27 January 2004 Tuesday

rough draft, after all

slated in moments at 7:05 pm

this site is looking a mess. all the entries are basically blurby comments to myself… eventually this will all have to get properly organized and neatened and maybe thinned or consolidated or something i do like that it’s moving along, though. i also like that the federal govt did shut down midway through the day today, and that the affected persons are clearly pleased about it. i get a chocolate.

another improperly-slept night

slated in site-building, moments at 7:32 am

alright, so i didn’t even really try to sleep early/at a decent hour this time…

no one was around to keep me company and therefore encourage me to also sleep, and even so, my plan was to work on the contentsub concept page up til about 2am, tops. but i got really stuck with two errors on it.. and it’s now pretty much 4:30am and i still don’t have one of the errors solved (the last, stupid thing.. the double vertical line up at the top displays properly in IE, but not in opera… which is a bit of a turnaround, since everything else has been looking even better in opera than in IE…). but i’m gonna toss that for tonight, and try to resist trying to fix it first thing in my day. i really do have other things to work on. and i have been. i just don’t get stuck on them like on this. there’s some passion here; self-motivated anyway..it has to be; there’s no other motivation for this.

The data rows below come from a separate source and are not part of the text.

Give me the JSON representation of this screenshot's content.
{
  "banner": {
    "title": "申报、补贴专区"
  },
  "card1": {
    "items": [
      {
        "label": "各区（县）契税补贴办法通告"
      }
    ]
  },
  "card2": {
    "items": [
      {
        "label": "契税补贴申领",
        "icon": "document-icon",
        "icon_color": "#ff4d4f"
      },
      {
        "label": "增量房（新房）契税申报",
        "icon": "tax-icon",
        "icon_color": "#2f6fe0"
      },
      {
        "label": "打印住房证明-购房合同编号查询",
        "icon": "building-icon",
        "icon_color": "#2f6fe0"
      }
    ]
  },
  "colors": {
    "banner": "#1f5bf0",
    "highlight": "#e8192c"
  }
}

i’m gonna have to clean my room eventually.

g’night. (the really sucky thing is, i’m tired, but not sleepy. so despite the unhappy hour, i’ll prolly be awake, lying in bed fora while.. again.)

26 January 2004 Monday

boo to the snow

slated in moments at 7:10 pm

boo to the snow that does not shovel itself. especially those particular snows that blanket the world’s longest driveway, and don’t even bother to shut down the federal government so that deserving people can stay home from work. bad snow. bad.

25 January 2004 Sunday

me saying hi

slated in moments at 9:50 pm

not really anything specific to say right now… i haven’t been drinking much water lately, and especially today. it hasn’t started properly snowing yet, as far as i know; need it to snow much to shut down government for at least tomorrow so that much-loved people can get much-deserved rest. and i’m gonna go get some water now.